When I got to her house I seen a white BMW outside. I'm pretty sure her dad is on his second new car this week. I rang her doorbell and waited till someone came to the door to answer it. When the door opened I felt my heart drop from my chest to my stomach.

He was here, the person I wanted the most, standing shirtless, with his zipper down and lipstick on his neck and chest. My boyfriend, soon to be ex if what's going through my head is true. His eyes told me he was guilty. The only thing he could say was "Viana?"

I rushed past him looking for the bitch I called my best friend. I scanned every room and there she was, naked in her bed, Tamara.

"Viana it's not what it looks like." She used the most common known lie. Ladies 99 percent of the time it is what it looks like.

"Looks to me like you're fucking my boyfriend." I balled my fist.

"I'm so sorry." She cried. Why is she the one crying? Shouldn't I be the one who's hurting the most right now.

I didn't know whether to beat her ass or beat her ass. I swear I've never had so much heat run through my body at one time. Let's just say Mayweather had nothing on me after I was done with her.

I was still enraged. That wasn't enough for me. I was hurt to my core and I just wanted the both of them to feel what I felt. Pain. I noticed that after kicking Tamara's ass that the white BMW which I thought belonged to Tamara's dad was Diggy's car and he had left. Just like a little bitch. He can't face me. He won't, but this is not over until I say so.

I drove straight home and ran next door to his house. I was wasting no time. He was going to feel my wrath. I rang the doorbell continuously until the door was opened.

"What the hell Viana?" Russy said raising his eyebrows.

"Where's your brother?" I asked.

"In his room. Everything okay?" He already knew my answer seeing as how I rushed past him to go to Diggy's room.

I climbed those stairs so fast. I had everyone's attention by now. I swung open Diggy's room door. He was sitting on his bed on his laptop.

"You lying son of a bitch!" I threw his laptop across the room and jumped on him.

"You're fucking Tamara! My best friend!" I hit him repeatedly. He tried to block every hit I swung his way but I could tell I made a few in.

Soon enough Russy and Rev had came in the room. They tried tearing me apart from Diggy and trust me it was hard. They should've just left me where I was because pulling me off only caused to good kicks to Diggy's face.
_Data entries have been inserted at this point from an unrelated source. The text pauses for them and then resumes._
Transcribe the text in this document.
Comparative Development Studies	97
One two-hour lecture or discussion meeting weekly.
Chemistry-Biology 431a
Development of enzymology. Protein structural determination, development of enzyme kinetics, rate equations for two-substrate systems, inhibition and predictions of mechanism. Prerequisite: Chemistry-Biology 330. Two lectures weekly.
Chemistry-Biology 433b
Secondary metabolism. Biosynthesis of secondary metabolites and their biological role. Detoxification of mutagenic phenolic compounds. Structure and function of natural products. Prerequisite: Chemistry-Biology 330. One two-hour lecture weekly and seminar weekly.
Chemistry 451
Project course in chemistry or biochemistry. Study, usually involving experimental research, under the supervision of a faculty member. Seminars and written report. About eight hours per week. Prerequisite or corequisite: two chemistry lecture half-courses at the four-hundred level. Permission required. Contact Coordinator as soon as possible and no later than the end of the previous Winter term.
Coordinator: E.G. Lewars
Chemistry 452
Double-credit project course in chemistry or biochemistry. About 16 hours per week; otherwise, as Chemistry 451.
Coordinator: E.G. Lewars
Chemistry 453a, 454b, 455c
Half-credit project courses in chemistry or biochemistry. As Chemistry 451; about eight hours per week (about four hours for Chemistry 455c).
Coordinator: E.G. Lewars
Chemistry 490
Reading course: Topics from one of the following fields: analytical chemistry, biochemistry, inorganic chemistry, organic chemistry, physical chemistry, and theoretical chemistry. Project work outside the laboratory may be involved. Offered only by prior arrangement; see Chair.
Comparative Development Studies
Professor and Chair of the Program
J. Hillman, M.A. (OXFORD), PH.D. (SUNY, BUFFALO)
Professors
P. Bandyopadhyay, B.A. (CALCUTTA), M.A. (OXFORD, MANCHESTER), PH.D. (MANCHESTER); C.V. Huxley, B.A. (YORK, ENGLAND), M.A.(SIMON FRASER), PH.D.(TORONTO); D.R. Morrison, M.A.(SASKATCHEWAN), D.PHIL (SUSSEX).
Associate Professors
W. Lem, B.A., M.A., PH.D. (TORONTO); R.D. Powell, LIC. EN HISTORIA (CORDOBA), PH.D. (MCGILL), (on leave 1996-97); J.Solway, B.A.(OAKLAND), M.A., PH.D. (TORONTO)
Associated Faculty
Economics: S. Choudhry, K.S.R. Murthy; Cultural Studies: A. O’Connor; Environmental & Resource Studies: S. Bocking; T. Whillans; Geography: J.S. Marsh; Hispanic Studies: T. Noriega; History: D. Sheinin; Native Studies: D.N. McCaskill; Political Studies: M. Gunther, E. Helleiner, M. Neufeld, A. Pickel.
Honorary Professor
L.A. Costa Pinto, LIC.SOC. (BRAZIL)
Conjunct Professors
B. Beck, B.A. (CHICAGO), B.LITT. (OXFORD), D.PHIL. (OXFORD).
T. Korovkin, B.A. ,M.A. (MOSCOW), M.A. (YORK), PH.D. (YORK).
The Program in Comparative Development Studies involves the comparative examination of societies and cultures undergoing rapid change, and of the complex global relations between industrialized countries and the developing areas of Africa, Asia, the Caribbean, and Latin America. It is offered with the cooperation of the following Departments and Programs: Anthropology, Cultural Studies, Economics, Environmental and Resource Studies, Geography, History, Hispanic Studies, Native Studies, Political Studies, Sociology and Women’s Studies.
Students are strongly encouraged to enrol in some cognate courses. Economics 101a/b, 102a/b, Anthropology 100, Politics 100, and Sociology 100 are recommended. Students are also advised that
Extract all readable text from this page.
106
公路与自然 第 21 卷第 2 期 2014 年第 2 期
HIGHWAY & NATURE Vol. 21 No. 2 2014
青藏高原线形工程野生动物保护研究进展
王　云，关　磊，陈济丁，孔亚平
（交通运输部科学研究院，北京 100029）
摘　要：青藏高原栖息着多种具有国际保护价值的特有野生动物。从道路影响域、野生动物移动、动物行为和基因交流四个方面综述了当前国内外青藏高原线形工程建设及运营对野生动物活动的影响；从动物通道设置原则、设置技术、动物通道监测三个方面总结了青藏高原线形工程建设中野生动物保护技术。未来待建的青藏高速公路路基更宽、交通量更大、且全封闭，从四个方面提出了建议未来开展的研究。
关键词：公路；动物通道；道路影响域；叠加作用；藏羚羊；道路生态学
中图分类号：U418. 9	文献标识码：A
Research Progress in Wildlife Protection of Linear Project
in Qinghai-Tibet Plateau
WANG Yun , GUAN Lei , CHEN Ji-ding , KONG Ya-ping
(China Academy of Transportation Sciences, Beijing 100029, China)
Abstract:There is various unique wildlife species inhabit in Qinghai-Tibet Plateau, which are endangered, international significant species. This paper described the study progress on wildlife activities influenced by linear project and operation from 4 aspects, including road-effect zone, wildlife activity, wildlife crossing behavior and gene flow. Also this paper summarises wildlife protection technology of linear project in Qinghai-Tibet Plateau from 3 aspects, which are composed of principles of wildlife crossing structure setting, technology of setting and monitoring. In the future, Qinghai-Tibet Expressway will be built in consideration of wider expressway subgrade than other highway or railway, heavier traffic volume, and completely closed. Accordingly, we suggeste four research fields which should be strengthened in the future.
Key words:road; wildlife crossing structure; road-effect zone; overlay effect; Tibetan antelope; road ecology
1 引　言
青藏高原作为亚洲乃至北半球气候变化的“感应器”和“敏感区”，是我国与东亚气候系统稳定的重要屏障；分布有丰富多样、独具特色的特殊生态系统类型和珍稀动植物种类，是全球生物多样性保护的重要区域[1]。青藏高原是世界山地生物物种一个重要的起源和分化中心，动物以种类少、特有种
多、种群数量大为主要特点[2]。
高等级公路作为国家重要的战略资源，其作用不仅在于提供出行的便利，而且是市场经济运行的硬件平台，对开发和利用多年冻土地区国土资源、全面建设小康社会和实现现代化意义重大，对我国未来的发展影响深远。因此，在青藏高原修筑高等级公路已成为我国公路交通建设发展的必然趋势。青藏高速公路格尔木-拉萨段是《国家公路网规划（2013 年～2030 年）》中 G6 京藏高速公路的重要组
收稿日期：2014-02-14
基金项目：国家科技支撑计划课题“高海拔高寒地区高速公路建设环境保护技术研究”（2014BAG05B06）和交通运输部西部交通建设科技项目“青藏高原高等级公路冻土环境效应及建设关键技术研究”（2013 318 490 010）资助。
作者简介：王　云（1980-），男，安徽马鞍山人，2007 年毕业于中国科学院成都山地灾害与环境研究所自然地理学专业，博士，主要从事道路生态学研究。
"You're a liar! I hate you!" I screamed.

"I gave you all of me and you fuck me over, with my best friend! I hate you!" I couldn't hide my pain.

I couldn't contain it. They took me downstairs to the kitchen. Angela held me so tight. Mama J rubbed my back to ease the pain. Too bad she couldn't rub my heart because that seems to be where the pain was.

I found myself running a bunch of old Keyshia Cole songs in my head. "Love, I thought you had my back this time", "I should've cheated", all these songs I never thought I'd be able to relate to.

Diggy walked into the kitchen and I swear Mama J and Angela had become my new bodyguards. They blocked him from getting close to me. He pleaded. I wanted to hear what he had to say.

"Let him through guys." I wiped my tears.

They cleared the way and he stood in front of me. His words were caught in the back of his throat because he just collapsed to his knees in front of me. He grabbed my thighs and hugged them close.

What's up with them believing that I should be the one feeling bad for them? I don't think so. Keyshia had the way my heart felt down, but I think I need to take Chris Browns advice and "Say Goodbye".